Archive for February 2nd, 2009
GED: Influence My Thinking
February 2nd, 2009
We have GED in-house this year for Randolph students and I’m wrestling with the subject. I understand how valuable GED is for adults who, for whatever reason, didn’t make it to a diploma. I saw Kimberly Mansfield deliver a wonderful program as part of Gowanda’s Adult Education program. It was one night per week, free of cost to the students and the district, helping prepare for the GED those students who had dropped out and those adults in the community who wanted it. Makes perfect sense to me.
I can’t deny it’s a good thing that we have our students coming to RCS for their GED instruction and attending BOCES for a vocational certificate–it’s definitely better than dropping out, no argument there. I’m not sure why they don’t get the GED instruction at BOCES, while there for the vocational piece. Can we deliver the instruction in a better or more cost effective way than BOCES can for GED? I’m not sure about that. Could our RCS teachers offer something else to our students, like additional electives, if they were freed up from that GED assignment?

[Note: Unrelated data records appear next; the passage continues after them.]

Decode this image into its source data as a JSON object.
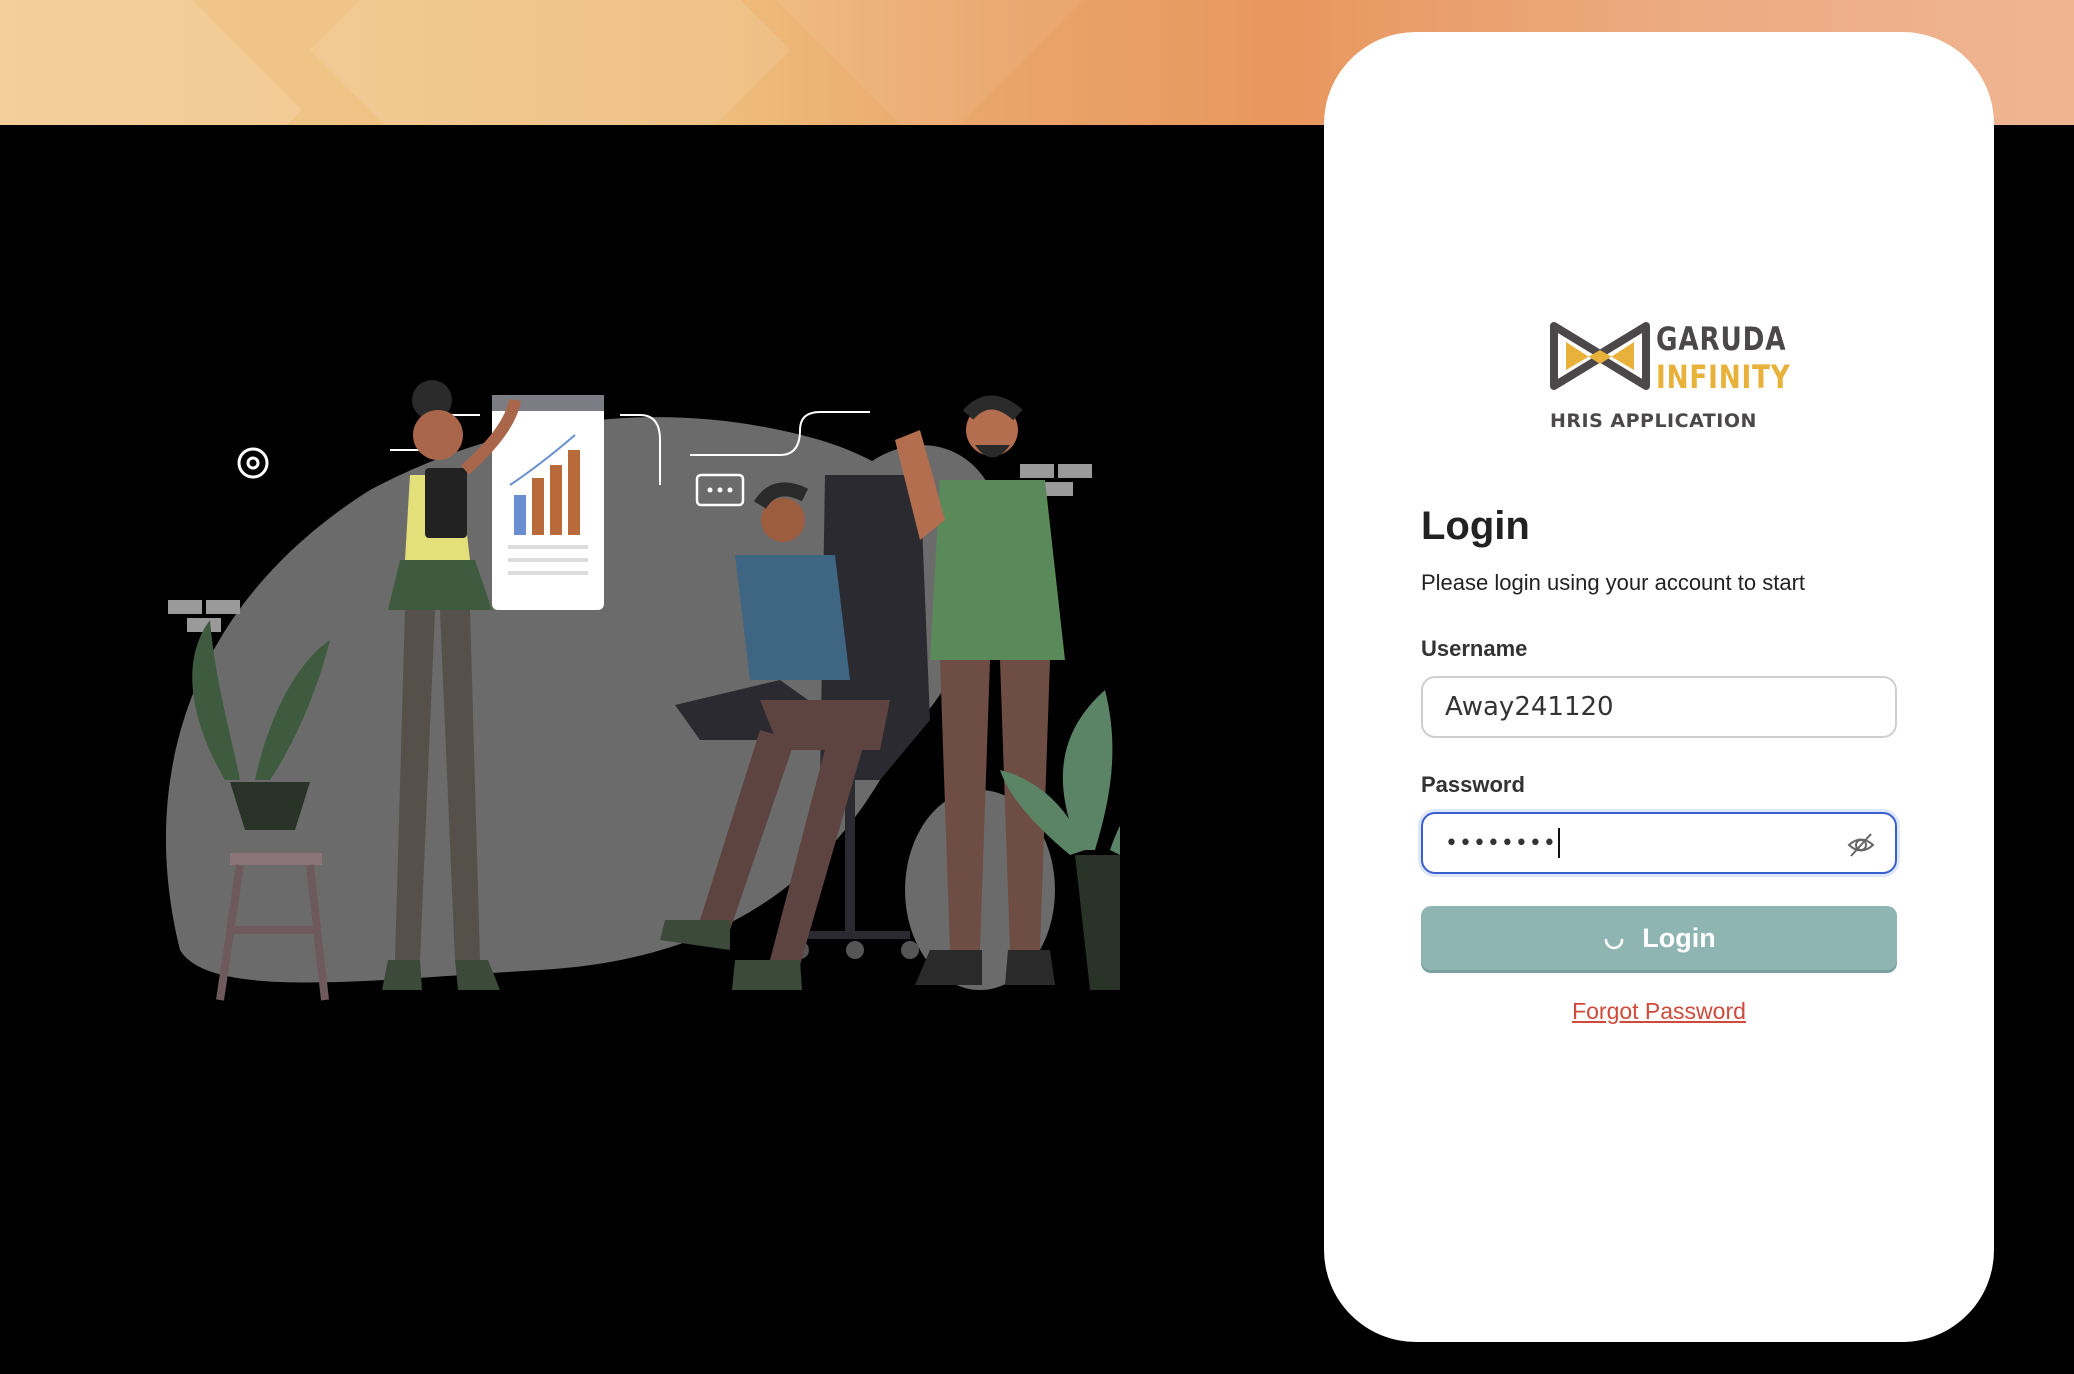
{
  "brand": {
    "name_line1": "GARUDA",
    "name_line2": "INFINITY",
    "tagline": "HRIS APPLICATION",
    "colors": {
      "dark": "#4a4848",
      "gold": "#e8b23a"
    }
  },
  "login": {
    "title": "Login",
    "subtitle": "Please login using your account to start",
    "username_label": "Username",
    "username_value": "Away241120",
    "password_label": "Password",
    "password_masked": "••••••••",
    "button_label": "Login",
    "button_state": "loading",
    "forgot_label": "Forgot Password"
  },
  "icons": {
    "password_toggle": "eye-slash-icon",
    "button_spinner": "spinner-icon",
    "illustration": "team-collaboration-illustration"
  },
  "colors": {
    "accent_button": "#8fb5b2",
    "link_red": "#d04a3b",
    "focus_blue": "#3a5fd0"
  }
}
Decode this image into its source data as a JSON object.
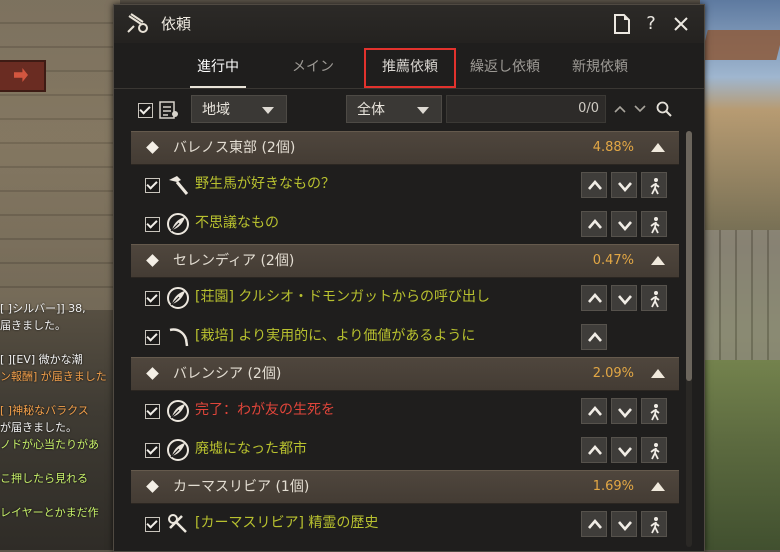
{
  "background": {
    "chat_lines": [
      {
        "text": "[ ]シルバー]] 38,",
        "color": "white"
      },
      {
        "text": "届きました。",
        "color": "white"
      },
      {
        "text": "",
        "color": "white"
      },
      {
        "text": "[ ][EV] 微かな潮",
        "color": "white"
      },
      {
        "text": "ン報酬] が届きました",
        "color": "orange"
      },
      {
        "text": "",
        "color": "white"
      },
      {
        "text": "[ ]神秘なバラクス",
        "color": "orange"
      },
      {
        "text": "が届きました。",
        "color": "white"
      },
      {
        "text": "ノドが心当たりがあ",
        "color": "green"
      },
      {
        "text": "",
        "color": "white"
      },
      {
        "text": "こ押したら見れる",
        "color": "green"
      },
      {
        "text": "",
        "color": "white"
      },
      {
        "text": "レイヤーとかまだ作",
        "color": "green"
      }
    ]
  },
  "window": {
    "title": "依頼",
    "icon": "scroll-icon",
    "buttons": {
      "doc": "document-icon",
      "help": "?",
      "close": "close-icon"
    },
    "tabs": [
      {
        "label": "進行中",
        "active": true,
        "highlight": false
      },
      {
        "label": "メイン",
        "active": false,
        "highlight": false
      },
      {
        "label": "推薦依頼",
        "active": false,
        "highlight": true
      },
      {
        "label": "繰返し依頼",
        "active": false,
        "highlight": false
      },
      {
        "label": "新規依頼",
        "active": false,
        "highlight": false
      }
    ],
    "filter": {
      "region_value": "地域",
      "type_value": "全体",
      "search_count": "0/0"
    },
    "groups": [
      {
        "name": "バレノス東部 (2個)",
        "percent": "4.88%",
        "quests": [
          {
            "title": "野生馬が好きなもの？",
            "icon": "hammer-icon",
            "complete": false,
            "buttons": [
              "up",
              "down",
              "walk"
            ]
          },
          {
            "title": "不思議なもの",
            "icon": "leaf-icon",
            "complete": false,
            "buttons": [
              "up",
              "down",
              "walk"
            ]
          }
        ]
      },
      {
        "name": "セレンディア (2個)",
        "percent": "0.47%",
        "quests": [
          {
            "title": "[荘園] クルシオ・ドモンガットからの呼び出し",
            "icon": "leaf-icon",
            "complete": false,
            "buttons": [
              "up",
              "down",
              "walk"
            ]
          },
          {
            "title": "[栽培] より実用的に、より価値があるように",
            "icon": "sickle-icon",
            "complete": false,
            "buttons": [
              "up"
            ]
          }
        ]
      },
      {
        "name": "バレンシア (2個)",
        "percent": "2.09%",
        "quests": [
          {
            "title": "完了：わが友の生死を",
            "icon": "leaf-icon",
            "complete": true,
            "buttons": [
              "up",
              "down",
              "walk"
            ]
          },
          {
            "title": "廃墟になった都市",
            "icon": "leaf-icon",
            "complete": false,
            "buttons": [
              "up",
              "down",
              "walk"
            ]
          }
        ]
      },
      {
        "name": "カーマスリビア (1個)",
        "percent": "1.69%",
        "quests": [
          {
            "title": "[カーマスリビア] 精霊の歴史",
            "icon": "tools-icon",
            "complete": false,
            "buttons": [
              "up",
              "down",
              "walk"
            ]
          }
        ]
      }
    ]
  },
  "colors": {
    "quest_text": "#b8c12f",
    "complete_text": "#e0453a",
    "percent": "#e2a745",
    "highlight": "#e2322d"
  }
}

I wonder what’s best for our GED students. Most of all, I wonder if we tried every other option first and if they absolutely would have been drop-outs without this program in-house. What about alternative ed at BOCES? There’s a program that offers an alternative that results in a diploma.
Readers, if you have an opinion, please respond. Influence my thinking. GED students, help me to understand how GED at Randolph is better than GED at BOCES, or is it? GED Teachers, what do you think? Parents? In a cost/benefit analysis, wouldn’t the rest of our students benefit more from those teachers offering more electives? Would GED students get a better or equitable program at BOCES?
My biggest fear? That our in-house GED program will look like an appealing alternative to those students on the brink, that we’ll have more drop-outs to GED (yes, it still counts as an RCS drop-out in the eyes of the State Education Department) because it looks easier to our struggling students than hanging in there and getting a high school diploma.